Ain't No Cure For Love

"I loved you for a long, long time
I know this love is real
It don't matter how it all went wrong
That don't change the way I feel
And I can't believe that time's
Gonna heal this wound I'm speaking of
There ain't no cure,
There ain't no cure,
There ain't no cure for love"
[...]



Encore Léonard Cohen, qui évoque, à sa façon, la "Maladie d'Amour" que d'autres ont chanté sur un ton plus léger.

L'amour - maladie ?
Oui, quand on en souffre...

L'amour incurable ?
Ou plutôt les blessures et les chagrins d'amour...

"Le temps ne fait rien à l'affaire" ?
Il enfouit nos sentiments sous des strates de sédiments qui nous protègent de la souffrance mais nous éloignent du bonheur.
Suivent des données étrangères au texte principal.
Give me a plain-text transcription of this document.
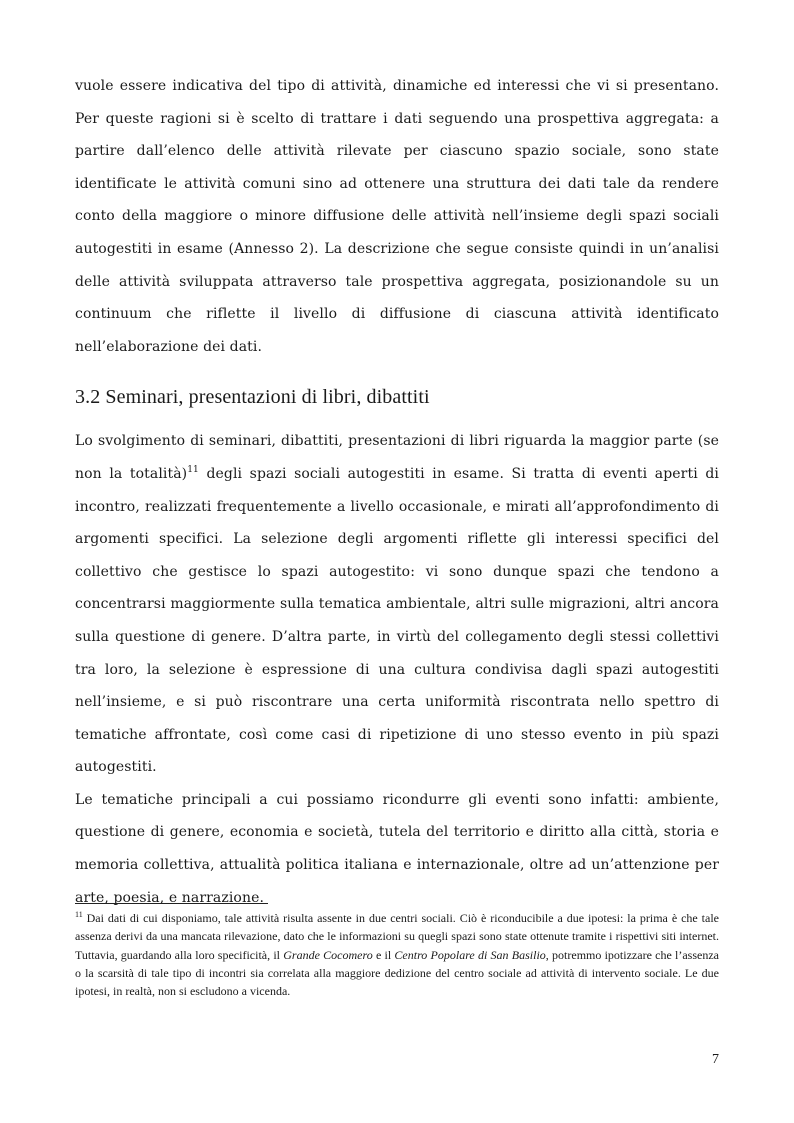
vuole essere indicativa del tipo di attività, dinamiche ed interessi che vi si presentano. Per queste ragioni si è scelto di trattare i dati seguendo una prospettiva aggregata: a partire dall’elenco delle attività rilevate per ciascuno spazio sociale, sono state identificate le attività comuni sino ad ottenere una struttura dei dati tale da rendere conto della maggiore o minore diffusione delle attività nell’insieme degli spazi sociali autogestiti in esame (Annesso 2). La descrizione che segue consiste quindi in un’analisi delle attività sviluppata attraverso tale prospettiva aggregata, posizionandole su un continuum che riflette il livello di diffusione di ciascuna attività identificato nell’elaborazione dei dati.

3.2 Seminari, presentazioni di libri, dibattiti

Lo svolgimento di seminari, dibattiti, presentazioni di libri riguarda la maggior parte (se non la totalità)$^{11}$ degli spazi sociali autogestiti in esame. Si tratta di eventi aperti di incontro, realizzati frequentemente a livello occasionale, e mirati all’approfondimento di argomenti specifici. La selezione degli argomenti riflette gli interessi specifici del collettivo che gestisce lo spazi autogestito: vi sono dunque spazi che tendono a concentrarsi maggiormente sulla tematica ambientale, altri sulle migrazioni, altri ancora sulla questione di genere. D’altra parte, in virtù del collegamento degli stessi collettivi tra loro, la selezione è espressione di una cultura condivisa dagli spazi autogestiti nell’insieme, e si può riscontrare una certa uniformità riscontrata nello spettro di tematiche affrontate, così come casi di ripetizione di uno stesso evento in più spazi autogestiti.

Le tematiche principali a cui possiamo ricondurre gli eventi sono infatti: ambiente, questione di genere, economia e società, tutela del territorio e diritto alla città, storia e memoria collettiva, attualità politica italiana e internazionale, oltre ad un’attenzione per arte, poesia, e narrazione.

$^{11}$ Dai dati di cui disponiamo, tale attività risulta assente in due centri sociali. Ciò è riconducibile a due ipotesi: la prima è che tale assenza derivi da una mancata rilevazione, dato che le informazioni su quegli spazi sono state ottenute tramite i rispettivi siti internet. Tuttavia, guardando alla loro specificità, il Grande Cocomero e il Centro Popolare di San Basilio, potremmo ipotizzare che l’assenza o la scarsità di tale tipo di incontri sia correlata alla maggiore dedizione del centro sociale ad attività di intervento sociale. Le due ipotesi, in realtà, non si escludono a vicenda.

7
Mais le temps fait aussi progresser, mûrir, grandir l'amour.
La passion fait place à l'attention,
L'illusion fait place à l'affection,
L'émotion fait place à la communion...

Les souvenirs communs colorent notre vision.


On ne soigne pas l’amour

Je t’aime depuis longtemps, longtemps ;
Je sais que je t’aime vraiment
Tout a raté, peu importe comment,
Ca n’ change pas mes sentiments,
Et je n’crois pas que le temps
Puisse guérir blessures et tourments.
On ne soigne pas,
On ne soigne pas,
On ne soigne pas l’amour.

Ton absence me fait souffrir,
Le nier serait mentir.
J’ai besoin de la nudité
De ton corps et tes pensées
Comme un vice tu es dans ma peau
Je n’en aurai jamais trop.
On ne soigne pas,
On ne soigne pas,
On ne soigne pas l’amour.

On ne soigne pas l’amour.
On ne soigne pas l’amour.
Toutes les fusées s’élèvent dans les airs.
Livres sacrés grands ouverts
Les docteurs travaillent nuit et jour
Mais n’arrivent jamais à soigner l’amour.
Ni drogue, ni élixir,
A vous, Anges, de dire
Qu’il n’y a rien d’assez pur pour soigner l’amour.
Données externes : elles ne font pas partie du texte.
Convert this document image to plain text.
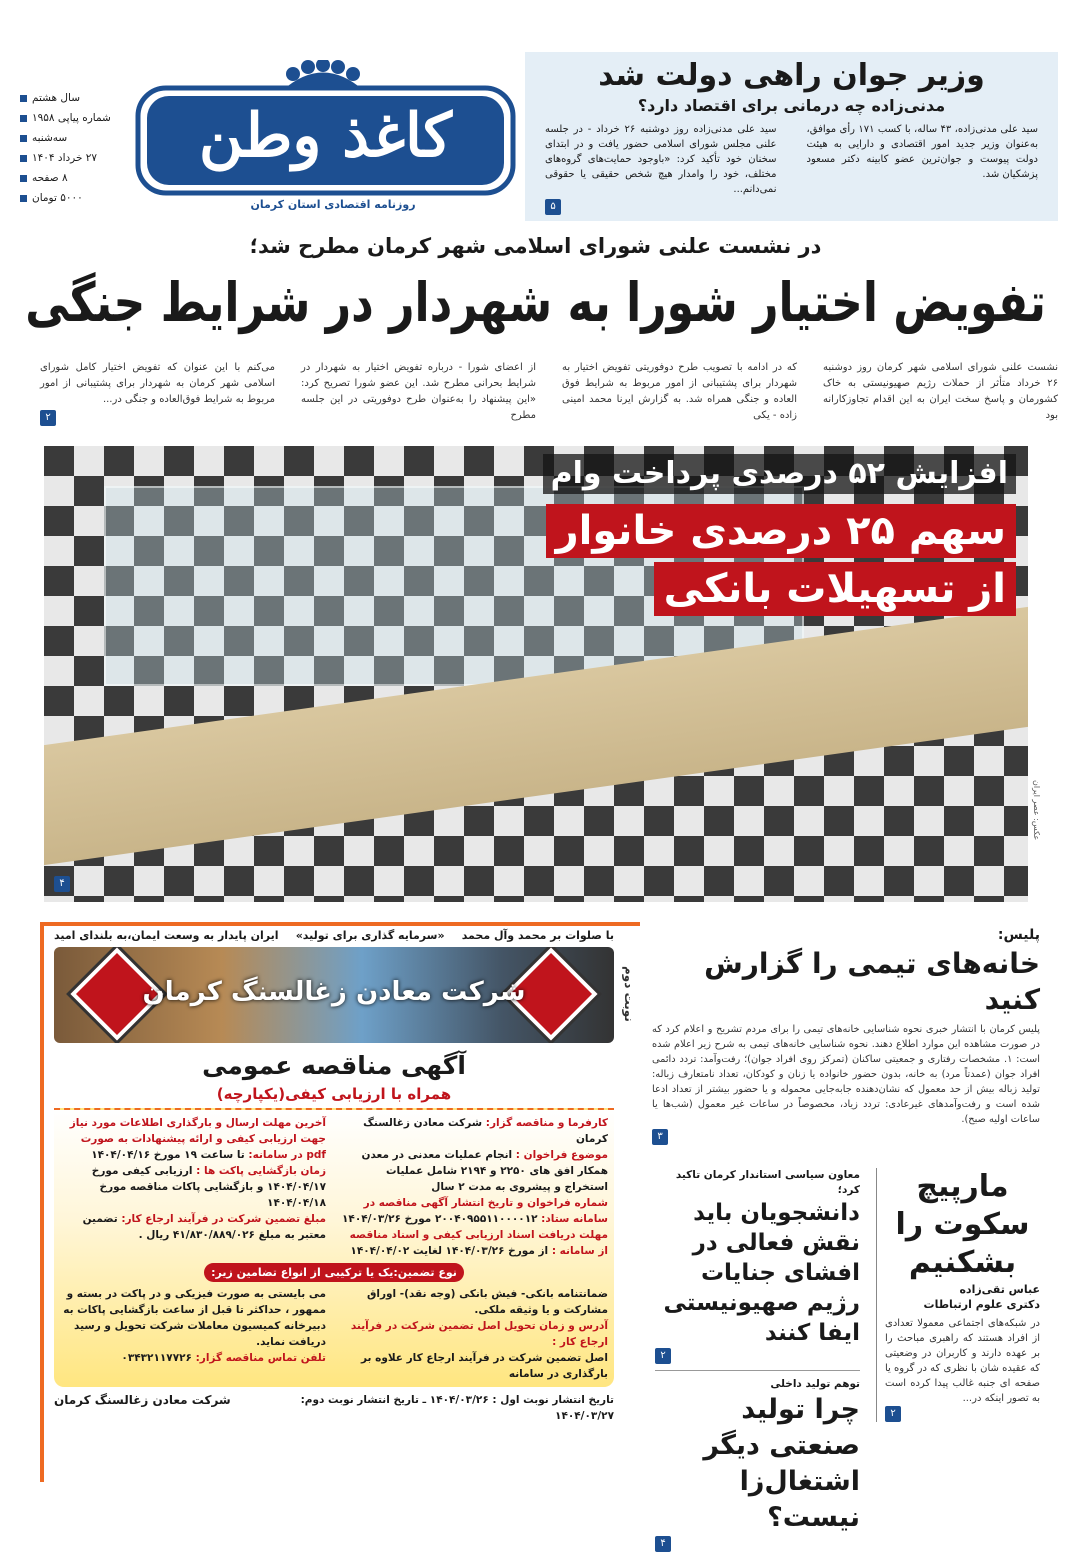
سال هشتم
شماره پیاپی ۱۹۵۸
سه‌شنبه
۲۷ خرداد ۱۴۰۴
۸ صفحه
۵۰۰۰ تومان
کاغذ وطن
روزنامه اقتصادی استان کرمان
وزیر جوان راهی دولت شد
مدنی‌زاده چه درمانی برای اقتصاد دارد؟

سید علی مدنی‌زاده، ۴۳ ساله، با کسب ۱۷۱ رأی موافق، به‌عنوان وزیر جدید امور اقتصادی و دارایی به هیئت دولت پیوست و جوان‌ترین عضو کابینه دکتر مسعود پزشکیان شد.

سید علی مدنی‌زاده روز دوشنبه ۲۶ خرداد - در جلسه علنی مجلس شورای اسلامی حضور یافت و در ابتدای سخنان خود تأکید کرد: «باوجود حمایت‌های گروه‌های مختلف، خود را وامدار هیچ شخص حقیقی یا حقوقی نمی‌دانم...

۵
در نشست علنی شورای اسلامی شهر کرمان مطرح شد؛
تفویض اختیار شورا به شهردار در شرایط جنگی

نشست علنی شورای اسلامی شهر کرمان روز دوشنبه ۲۶ خرداد متأثر از حملات رژیم صهیونیستی به خاک کشورمان و پاسخ سخت ایران به این اقدام تجاوزکارانه بود

که در ادامه با تصویب طرح دوفوریتی تفویض اختیار به شهردار برای پشتیبانی از امور مربوط به شرایط فوق العاده و جنگی همراه شد. به گزارش ایرنا محمد امینی زاده - یکی

از اعضای شورا - درباره تفویض اختیار به شهردار در شرایط بحرانی مطرح شد. این عضو شورا تصریح کرد: «این پیشنهاد را به‌عنوان طرح دوفوریتی در این جلسه مطرح

می‌کنم با این عنوان که تفویض اختیار کامل شورای اسلامی شهر کرمان به شهردار برای پشتیبانی از امور مربوط به شرایط فوق‌العاده و جنگی در...

۲
افزایش ۵۲ درصدی پرداخت وام
سهم ۲۵ درصدی خانوار
از تسهیلات بانکی
۴
عکس: عصر ایران
با صلوات بر محمد وآل محمد
«سرمایه گذاری برای تولید»
ایران پایدار به وسعت ایمان،به بلندای امید
شرکت معادن زغالسنگ کرمان	نوبت دوم
آگهی مناقصه عمومی
همراه با ارزیابی کیفی(یکپارچه)
کارفرما و مناقصه گزار: شرکت معادن زغالسنگ کرمان
موضوع فراخوان : انجام عملیات معدنی در معدن همکار افق های ۲۲۵۰ و ۲۱۹۴ شامل عملیات استخراج و پیشروی به مدت ۲ سال
شماره فراخوان و تاریخ انتشار آگهی مناقصه در سامانه ستاد: ۲۰۰۴۰۹۵۵۱۱۰۰۰۰۱۲ مورخ ۱۴۰۴/۰۳/۲۶
مهلت دریافت اسناد ارزیابی کیفی و اسناد مناقصه از سامانه : از مورخ ۱۴۰۴/۰۳/۲۶ لغایت ۱۴۰۴/۰۴/۰۲
آخرین مهلت ارسال و بارگذاری اطلاعات مورد نیاز جهت ارزیابی کیفی و ارائه پیشنهادات به صورت pdf در سامانه: تا ساعت ۱۹ مورخ ۱۴۰۴/۰۴/۱۶
زمان بازگشایی پاکت ها : ارزیابی کیفی مورخ ۱۴۰۴/۰۴/۱۷ و بازگشایی پاکات مناقصه مورخ ۱۴۰۴/۰۴/۱۸
مبلغ تضمین شرکت در فرآیند ارجاع کار: تضمین معتبر به مبلغ ۴۱/۸۳۰/۸۸۹/۰۲۶ ریال .
نوع تضمین:یک یا ترکیبی از انواع تضامین زیر:
ضمانتنامه بانکی- فیش بانکی (وجه نقد)- اوراق مشارکت و یا وثیقه ملکی.
آدرس و زمان تحویل اصل تضمین شرکت در فرآیند ارجاع کار :
اصل تضمین شرکت در فرآیند ارجاع کار علاوه بر بارگذاری در سامانه
می بایستی به صورت فیزیکی و در پاکت در بسته و ممهور ، حداکثر تا قبل از ساعت بازگشایی پاکات به دبیرخانه کمیسیون معاملات شرکت تحویل و رسید دریافت نماید.
تلفن تماس مناقصه گزار: ۰۳۴۳۲۱۱۷۷۲۶
تاریخ انتشار نوبت اول : ۱۴۰۴/۰۳/۲۶ ـ تاریخ انتشار نوبت دوم: ۱۴۰۴/۰۳/۲۷
شرکت معادن زغالسنگ کرمان
پلیس:
خانه‌های تیمی را گزارش کنید

پلیس کرمان با انتشار خبری نحوه شناسایی خانه‌های تیمی را برای مردم تشریح و اعلام کرد که در صورت مشاهده این موارد اطلاع دهند. نحوه شناسایی خانه‌های تیمی به شرح زیر اعلام شده است: ۱. مشخصات رفتاری و جمعیتی ساکنان (تمرکز روی افراد جوان)؛ رفت‌وآمد: تردد دائمی افراد جوان (عمدتاً مرد) به خانه، بدون حضور خانواده یا زنان و کودکان، تعداد نامتعارف زباله: تولید زباله بیش از حد معمول که نشان‌دهنده جابه‌جایی محموله و یا حضور بیشتر از تعداد ادعا شده است و رفت‌وآمدهای غیرعادی: تردد زیاد، مخصوصاً در ساعات غیر معمول (شب‌ها یا ساعات اولیه صبح).

۳
معاون سیاسی استاندار کرمان تاکید کرد؛
دانشجویان باید نقش فعالی در افشای جنایات رژیم صهیونیستی ایفا کنند
۲
توهم تولید داخلی
چرا تولید صنعتی دیگر اشتغال‌زا نیست؟
۴
مارپیچ سکوت را بشکنیم
عباس تقی‌زاده
دکتری علوم ارتباطات

در شبکه‌های اجتماعی معمولا تعدادی از افراد هستند که راهبری مباحث را بر عهده دارند و کاربران در وضعیتی که عقیده شان با نظری که در گروه یا صفحه ای جنبه غالب پیدا کرده است به تصور اینکه در...

۲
Je te vois dans le métro, je te vois dans le train ;
Je te vois dormir près de moi, je te vois au matin,
Je vois tes cheveux, je vois tes mains,
Tes bracelets, ton parfum.
Et j’appelle ton nom, j’appelle ton nom,
Mais je ne trouve pas le ton.
On ne soigne pas,
On ne soigne pas,
On ne soigne pas l’amour

Ne sachant où aller, je suis entré dans cette vaste église
Quand a murmuré dans mon âme la voix la plus exquise.
Je n’ai pas besoin de pardon parce que je t’aime autant.
C’était dans les écritures
C’est écrit dans le sang.
J’entends même les anges qui, du haut du ciel, nous l’assurent.
On ne soigne pas,
On ne soigne pas,
On ne soigne pas l’amour.

On ne soigne pas l’amour.
On ne soigne pas l’amour.
Toutes les fusées s’élèvent dans les airs.
Livres sacrés grands ouverts
Les docteurs travaillent nuit et jour
Mais n’arrivent jamais à soigner l’amour.
Ni drogue, ni élixir,
A vous, Anges, de dire
Qu’il n’y a rien d’assez pur pour soigner l’amour.